The honest counterfactual
What skeptics will say: a single-flavor-family canned coffee brand from a first-time founder, dependent on one specialty dairy supplier, is structurally fragile. A2 dairy is a real but narrow consumer wedge, and the ready-to-drink coffee aisle has chewed up better-funded entrants. The Atlantic reporting on Alexandre is a reputational variable Laurel's does not fully control [The Atlantic, 2024].
What the bullish read answers: premium ready-to-drink coffee is a category where brand and shelf placement compound, and Laurel's already has the placement. Whole Foods does not give national exclusives to products it expects to fail, and the A2 positioning is genuinely differentiated rather than a reformulation of an existing oat-milk SKU. Sole-source supply is a risk, but it is also the entire reason the product can make the claim it makes; the supplier relationship is the moat as much as it is the exposure. A first-time founder running a tight SKU count at a premium tier is a more capital-efficient setup than the maximalist launches that have struggled in the category.
What to watch
The next twelve months will turn on three things. First, sell-through at Whole Foods: velocity numbers from the launch markets will determine whether the chain expands facings or quietly cycles the brand off shelf. Second, SKU expansion: the Matcha A2 Latte at Good Eggs [Good Eggs] suggests Washington is already testing adjacent formats, and a credible third coffee flavor would signal the line has legs beyond Classic and Dirty Chai. Third, a priced funding round.

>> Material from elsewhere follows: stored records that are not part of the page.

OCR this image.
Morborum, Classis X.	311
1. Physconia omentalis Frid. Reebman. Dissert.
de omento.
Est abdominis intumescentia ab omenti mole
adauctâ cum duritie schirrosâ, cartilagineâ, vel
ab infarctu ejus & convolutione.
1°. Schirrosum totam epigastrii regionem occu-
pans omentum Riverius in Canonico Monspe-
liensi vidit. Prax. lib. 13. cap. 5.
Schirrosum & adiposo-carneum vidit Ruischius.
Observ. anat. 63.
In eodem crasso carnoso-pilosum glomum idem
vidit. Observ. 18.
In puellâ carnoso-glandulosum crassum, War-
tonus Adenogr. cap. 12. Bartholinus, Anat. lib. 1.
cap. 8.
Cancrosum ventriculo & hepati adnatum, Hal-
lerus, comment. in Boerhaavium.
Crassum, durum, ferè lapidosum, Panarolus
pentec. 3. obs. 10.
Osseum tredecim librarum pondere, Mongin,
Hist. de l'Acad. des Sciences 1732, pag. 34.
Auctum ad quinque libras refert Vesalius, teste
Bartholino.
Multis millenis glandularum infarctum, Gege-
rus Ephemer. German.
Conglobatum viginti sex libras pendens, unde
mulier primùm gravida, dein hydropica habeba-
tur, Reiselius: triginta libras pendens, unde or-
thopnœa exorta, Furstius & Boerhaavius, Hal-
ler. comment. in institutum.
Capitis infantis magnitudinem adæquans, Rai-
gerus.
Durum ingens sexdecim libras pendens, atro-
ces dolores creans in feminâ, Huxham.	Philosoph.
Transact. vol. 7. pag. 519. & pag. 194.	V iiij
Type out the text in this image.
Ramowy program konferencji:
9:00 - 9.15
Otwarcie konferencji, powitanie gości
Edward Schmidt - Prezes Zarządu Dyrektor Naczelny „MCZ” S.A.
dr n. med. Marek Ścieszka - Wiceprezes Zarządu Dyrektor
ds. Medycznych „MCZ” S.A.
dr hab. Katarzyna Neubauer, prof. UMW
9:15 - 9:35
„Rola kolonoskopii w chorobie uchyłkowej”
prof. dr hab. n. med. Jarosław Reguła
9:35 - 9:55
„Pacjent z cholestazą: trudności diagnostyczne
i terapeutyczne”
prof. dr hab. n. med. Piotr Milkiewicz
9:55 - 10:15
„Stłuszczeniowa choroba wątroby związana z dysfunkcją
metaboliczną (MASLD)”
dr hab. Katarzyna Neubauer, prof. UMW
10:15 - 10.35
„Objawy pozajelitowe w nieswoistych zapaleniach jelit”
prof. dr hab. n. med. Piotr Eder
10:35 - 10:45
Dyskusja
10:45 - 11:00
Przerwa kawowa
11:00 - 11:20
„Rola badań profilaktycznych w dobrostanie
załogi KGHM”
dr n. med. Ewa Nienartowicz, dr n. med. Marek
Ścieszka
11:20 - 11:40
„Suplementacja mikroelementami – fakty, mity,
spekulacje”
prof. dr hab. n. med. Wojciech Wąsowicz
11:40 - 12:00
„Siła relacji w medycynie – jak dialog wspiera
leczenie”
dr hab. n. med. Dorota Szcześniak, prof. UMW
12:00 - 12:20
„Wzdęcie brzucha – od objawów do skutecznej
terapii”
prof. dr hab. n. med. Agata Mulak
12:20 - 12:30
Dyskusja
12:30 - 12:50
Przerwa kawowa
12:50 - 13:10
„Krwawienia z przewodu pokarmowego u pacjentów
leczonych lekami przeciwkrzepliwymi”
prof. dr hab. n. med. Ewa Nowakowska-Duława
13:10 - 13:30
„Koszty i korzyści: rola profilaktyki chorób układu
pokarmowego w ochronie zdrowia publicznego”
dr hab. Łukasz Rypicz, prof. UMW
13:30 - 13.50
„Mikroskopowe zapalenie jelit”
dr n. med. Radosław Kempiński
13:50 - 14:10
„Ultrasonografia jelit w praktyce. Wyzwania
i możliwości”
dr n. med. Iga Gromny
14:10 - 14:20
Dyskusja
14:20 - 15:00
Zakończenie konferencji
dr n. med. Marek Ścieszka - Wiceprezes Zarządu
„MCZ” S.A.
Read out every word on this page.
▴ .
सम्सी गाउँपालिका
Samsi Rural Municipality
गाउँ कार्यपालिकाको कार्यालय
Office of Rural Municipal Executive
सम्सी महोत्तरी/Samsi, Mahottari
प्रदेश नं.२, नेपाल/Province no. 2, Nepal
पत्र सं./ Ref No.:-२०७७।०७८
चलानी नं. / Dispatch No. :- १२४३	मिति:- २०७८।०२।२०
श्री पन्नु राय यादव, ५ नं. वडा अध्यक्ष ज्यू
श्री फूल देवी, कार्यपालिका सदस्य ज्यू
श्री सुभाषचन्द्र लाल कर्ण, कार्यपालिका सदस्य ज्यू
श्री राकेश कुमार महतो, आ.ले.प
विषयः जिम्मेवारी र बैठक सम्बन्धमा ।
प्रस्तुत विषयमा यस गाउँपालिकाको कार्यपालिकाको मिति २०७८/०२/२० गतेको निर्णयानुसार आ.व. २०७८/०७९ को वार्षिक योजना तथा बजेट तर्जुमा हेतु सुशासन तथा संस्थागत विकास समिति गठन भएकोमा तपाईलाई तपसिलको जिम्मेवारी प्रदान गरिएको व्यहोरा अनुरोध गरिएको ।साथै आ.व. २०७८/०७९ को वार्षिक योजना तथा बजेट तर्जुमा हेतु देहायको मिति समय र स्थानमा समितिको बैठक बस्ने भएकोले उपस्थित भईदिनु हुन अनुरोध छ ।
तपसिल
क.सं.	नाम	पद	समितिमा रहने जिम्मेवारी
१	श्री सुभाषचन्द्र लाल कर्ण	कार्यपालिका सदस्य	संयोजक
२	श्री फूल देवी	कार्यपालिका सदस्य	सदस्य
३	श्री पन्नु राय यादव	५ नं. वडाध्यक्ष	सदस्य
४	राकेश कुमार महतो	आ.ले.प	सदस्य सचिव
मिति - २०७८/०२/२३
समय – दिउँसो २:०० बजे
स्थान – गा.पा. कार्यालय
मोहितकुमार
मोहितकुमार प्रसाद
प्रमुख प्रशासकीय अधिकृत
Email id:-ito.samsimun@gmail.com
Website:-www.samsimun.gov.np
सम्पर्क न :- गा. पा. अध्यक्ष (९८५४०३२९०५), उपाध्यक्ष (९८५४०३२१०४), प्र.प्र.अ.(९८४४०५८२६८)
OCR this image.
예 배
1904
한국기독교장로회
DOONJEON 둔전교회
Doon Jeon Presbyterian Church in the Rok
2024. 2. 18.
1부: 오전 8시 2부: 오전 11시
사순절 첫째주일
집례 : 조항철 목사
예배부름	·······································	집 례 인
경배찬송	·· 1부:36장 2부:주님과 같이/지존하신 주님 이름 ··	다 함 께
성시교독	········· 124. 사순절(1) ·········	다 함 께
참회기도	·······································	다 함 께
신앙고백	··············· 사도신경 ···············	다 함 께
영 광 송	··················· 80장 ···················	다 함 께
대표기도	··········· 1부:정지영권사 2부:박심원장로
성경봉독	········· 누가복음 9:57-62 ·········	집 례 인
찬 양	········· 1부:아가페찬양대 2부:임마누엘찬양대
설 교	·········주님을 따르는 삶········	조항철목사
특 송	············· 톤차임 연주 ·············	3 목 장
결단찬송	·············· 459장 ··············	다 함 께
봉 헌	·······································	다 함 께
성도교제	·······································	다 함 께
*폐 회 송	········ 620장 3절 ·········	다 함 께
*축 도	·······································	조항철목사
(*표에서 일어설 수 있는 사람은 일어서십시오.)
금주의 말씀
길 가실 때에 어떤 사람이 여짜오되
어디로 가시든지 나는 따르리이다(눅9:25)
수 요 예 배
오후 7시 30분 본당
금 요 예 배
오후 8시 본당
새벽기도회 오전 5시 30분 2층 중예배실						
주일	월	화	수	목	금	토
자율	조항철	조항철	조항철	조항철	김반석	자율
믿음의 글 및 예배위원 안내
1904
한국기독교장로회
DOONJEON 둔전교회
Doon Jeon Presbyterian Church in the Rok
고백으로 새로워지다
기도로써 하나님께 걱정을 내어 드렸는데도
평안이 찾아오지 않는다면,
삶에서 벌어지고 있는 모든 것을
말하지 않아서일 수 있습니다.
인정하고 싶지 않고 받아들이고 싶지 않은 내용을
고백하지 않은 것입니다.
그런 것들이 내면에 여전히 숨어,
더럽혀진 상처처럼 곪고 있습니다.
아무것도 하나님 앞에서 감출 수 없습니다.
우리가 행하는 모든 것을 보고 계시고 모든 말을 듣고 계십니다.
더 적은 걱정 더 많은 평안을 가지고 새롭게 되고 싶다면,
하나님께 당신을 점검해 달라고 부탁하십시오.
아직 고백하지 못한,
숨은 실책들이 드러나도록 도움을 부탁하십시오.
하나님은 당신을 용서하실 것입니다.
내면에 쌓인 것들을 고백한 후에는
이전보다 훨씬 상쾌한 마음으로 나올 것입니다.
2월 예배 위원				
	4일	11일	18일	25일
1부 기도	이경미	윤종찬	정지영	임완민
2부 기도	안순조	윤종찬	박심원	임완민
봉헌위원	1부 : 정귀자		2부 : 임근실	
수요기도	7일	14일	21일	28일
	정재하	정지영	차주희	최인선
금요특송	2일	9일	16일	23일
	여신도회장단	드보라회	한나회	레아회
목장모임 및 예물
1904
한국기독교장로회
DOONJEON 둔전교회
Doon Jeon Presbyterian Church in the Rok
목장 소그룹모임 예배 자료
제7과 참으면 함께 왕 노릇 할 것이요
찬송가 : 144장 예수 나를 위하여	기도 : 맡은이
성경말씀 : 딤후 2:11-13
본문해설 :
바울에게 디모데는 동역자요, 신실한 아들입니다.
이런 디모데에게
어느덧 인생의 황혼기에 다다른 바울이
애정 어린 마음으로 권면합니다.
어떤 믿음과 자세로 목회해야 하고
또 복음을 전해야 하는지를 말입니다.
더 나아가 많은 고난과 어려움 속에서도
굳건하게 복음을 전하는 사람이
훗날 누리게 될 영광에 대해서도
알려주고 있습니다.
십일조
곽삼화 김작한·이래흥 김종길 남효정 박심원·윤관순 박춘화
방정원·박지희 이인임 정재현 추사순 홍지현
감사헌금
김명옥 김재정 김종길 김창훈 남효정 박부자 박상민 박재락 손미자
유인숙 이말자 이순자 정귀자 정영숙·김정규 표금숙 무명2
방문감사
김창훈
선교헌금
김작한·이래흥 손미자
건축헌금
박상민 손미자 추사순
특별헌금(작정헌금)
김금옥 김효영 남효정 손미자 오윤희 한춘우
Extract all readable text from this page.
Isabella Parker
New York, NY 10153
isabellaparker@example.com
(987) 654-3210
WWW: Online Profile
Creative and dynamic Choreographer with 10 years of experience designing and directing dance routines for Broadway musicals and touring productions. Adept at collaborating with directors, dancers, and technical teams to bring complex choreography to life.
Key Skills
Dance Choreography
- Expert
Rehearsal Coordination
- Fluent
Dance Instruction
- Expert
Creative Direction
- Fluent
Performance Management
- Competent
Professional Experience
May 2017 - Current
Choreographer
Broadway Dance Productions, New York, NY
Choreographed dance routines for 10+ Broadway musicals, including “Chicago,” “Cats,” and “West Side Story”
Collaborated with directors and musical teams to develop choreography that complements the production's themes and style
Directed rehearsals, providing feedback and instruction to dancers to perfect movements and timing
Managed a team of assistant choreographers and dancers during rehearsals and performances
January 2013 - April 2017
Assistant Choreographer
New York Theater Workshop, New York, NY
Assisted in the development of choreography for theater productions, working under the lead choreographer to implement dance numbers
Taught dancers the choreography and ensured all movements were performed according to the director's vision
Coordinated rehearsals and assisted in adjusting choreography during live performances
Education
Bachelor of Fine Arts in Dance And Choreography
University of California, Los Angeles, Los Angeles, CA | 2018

Laurel's has not disclosed institutional backing, and a seed announcement with a named lead would do more for the brand's credibility with buyers than any amount of press.
Technical breakdown
| Element | Detail | Source |
|---|---|---|
| Format | 8 fl oz can | Good Eggs |
| Milk | Organic A2 dairy, Alexandre Family Farms | company website |
| Coffee | Organic Guatemalan; San Diego roaster referenced | Farm Fresh To You; Good Eggs |
| Flavor extracts | Organic, including Madagascar bourbon vanilla | Good Eggs |
| Launch SKUs | Classic, Dirty Chai, Matcha | company website; Good Eggs |
| Launch retail | Nationwide exclusive at Whole Foods Market | public neutral summary |
What could go wrong at scale
The sole-source dairy relationship is the structural risk. If Alexandre Family Farms faces further public scrutiny, or simply cannot expand A2 supply at the rate Laurel's needs to feed national Whole Foods velocity plus a second chain, the brand has no ready substitute that preserves the core claim. Co-packing capacity for shelf-stable dairy beverages is also tighter than it looks, and a solo founder negotiating those contracts against larger buyers will feel the squeeze first. The product is good, the wedge is real, and the shelf is won. Turning that into a durable brand is the harder ten-year problem.